Ähnlich werden die Standards bei der Frage gesetzt, ob die Leistungen der Schüler besser durch Zensuren oder verbale Leistungsbeschreibungen beurteilt werden sollen. Als Minimalanforderung muss der Lehrer eine allgemeine Kenntnis dieser Problematik nachweisen. Als Regelstandard soll er Zensuren oder Leistungsbeschreibungen didaktisch einordnen. Einen guten Standard erreicht der Lehrer, wenn er über Leistungsbeschreibungen vertieft nachdenkt, weil er die Theorien über Lernen und Leistungen beherrscht und etwa weiß, dass Grundschüler anfangs besser durch Beschreibungen als durch Noten in ihren Leistungen charakterisiert werden können.

Wichtig für die Zensuren ist auch die Frage, ob ein Lehrer zum Beispiel in den vom ihm gelehrten Fächern Deutsch und Englisch die Lernziele benennen kann. Hier werden die Standards wie folgt gesetzt: Als Minimum muss der Lehrer die Anforderungen kennen. In der Regel wird von ihm verlangt, dass er auch die Anforderungen des Lernplans zu begründen vermag. Ein gutes Niveau erreicht der Lehrer, wenn er sich in den Forschungen zu den Curricula auskennt und von daher einen problembezogenen Zugang zu diesen Fragen hat.

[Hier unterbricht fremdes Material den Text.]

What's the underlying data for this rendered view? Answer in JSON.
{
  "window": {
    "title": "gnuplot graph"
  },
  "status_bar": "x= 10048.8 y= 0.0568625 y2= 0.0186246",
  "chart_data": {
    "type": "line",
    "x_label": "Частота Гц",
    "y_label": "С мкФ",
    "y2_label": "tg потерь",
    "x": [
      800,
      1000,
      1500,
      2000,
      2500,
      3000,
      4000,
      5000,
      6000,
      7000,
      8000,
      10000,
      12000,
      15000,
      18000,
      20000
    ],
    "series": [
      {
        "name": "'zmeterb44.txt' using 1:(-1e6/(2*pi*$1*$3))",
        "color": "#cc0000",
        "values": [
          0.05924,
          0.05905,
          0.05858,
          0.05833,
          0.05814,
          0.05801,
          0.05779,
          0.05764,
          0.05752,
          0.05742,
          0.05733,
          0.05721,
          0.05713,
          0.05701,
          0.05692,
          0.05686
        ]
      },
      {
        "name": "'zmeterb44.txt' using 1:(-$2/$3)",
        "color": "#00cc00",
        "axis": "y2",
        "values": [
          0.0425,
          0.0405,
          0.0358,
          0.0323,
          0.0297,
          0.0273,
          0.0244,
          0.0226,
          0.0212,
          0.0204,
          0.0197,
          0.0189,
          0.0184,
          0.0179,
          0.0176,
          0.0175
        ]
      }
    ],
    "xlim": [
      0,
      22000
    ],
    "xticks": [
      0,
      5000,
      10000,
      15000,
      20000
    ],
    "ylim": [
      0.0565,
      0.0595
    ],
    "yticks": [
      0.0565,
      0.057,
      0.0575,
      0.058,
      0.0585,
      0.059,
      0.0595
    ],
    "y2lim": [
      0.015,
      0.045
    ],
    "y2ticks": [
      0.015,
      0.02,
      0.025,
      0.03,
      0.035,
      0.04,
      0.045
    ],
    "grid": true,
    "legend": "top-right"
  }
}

Für Berlin und Brandenburg ergibt sich nun die kuriose Situation, dass die berufsbezogenen Standards im ersten Teil der künftigen Lehrerausbildung eigentlich nicht angewandt werden können. Denn im Bachelorstudium werden drei Jahre lang fast ausschließlich die Fächer, zum Beispiel Deutsch und Englisch, studiert. Erziehungswissenschaften, Psychologie und Didaktik stehen erst im Mittelpunkt eines späteren Masterstudiums. Vielleicht bieten die Standards einen zusätzlichen Anreiz, über die Neukonzeption der Lehrerausbildung in Berlin noch einmal nachzudenken.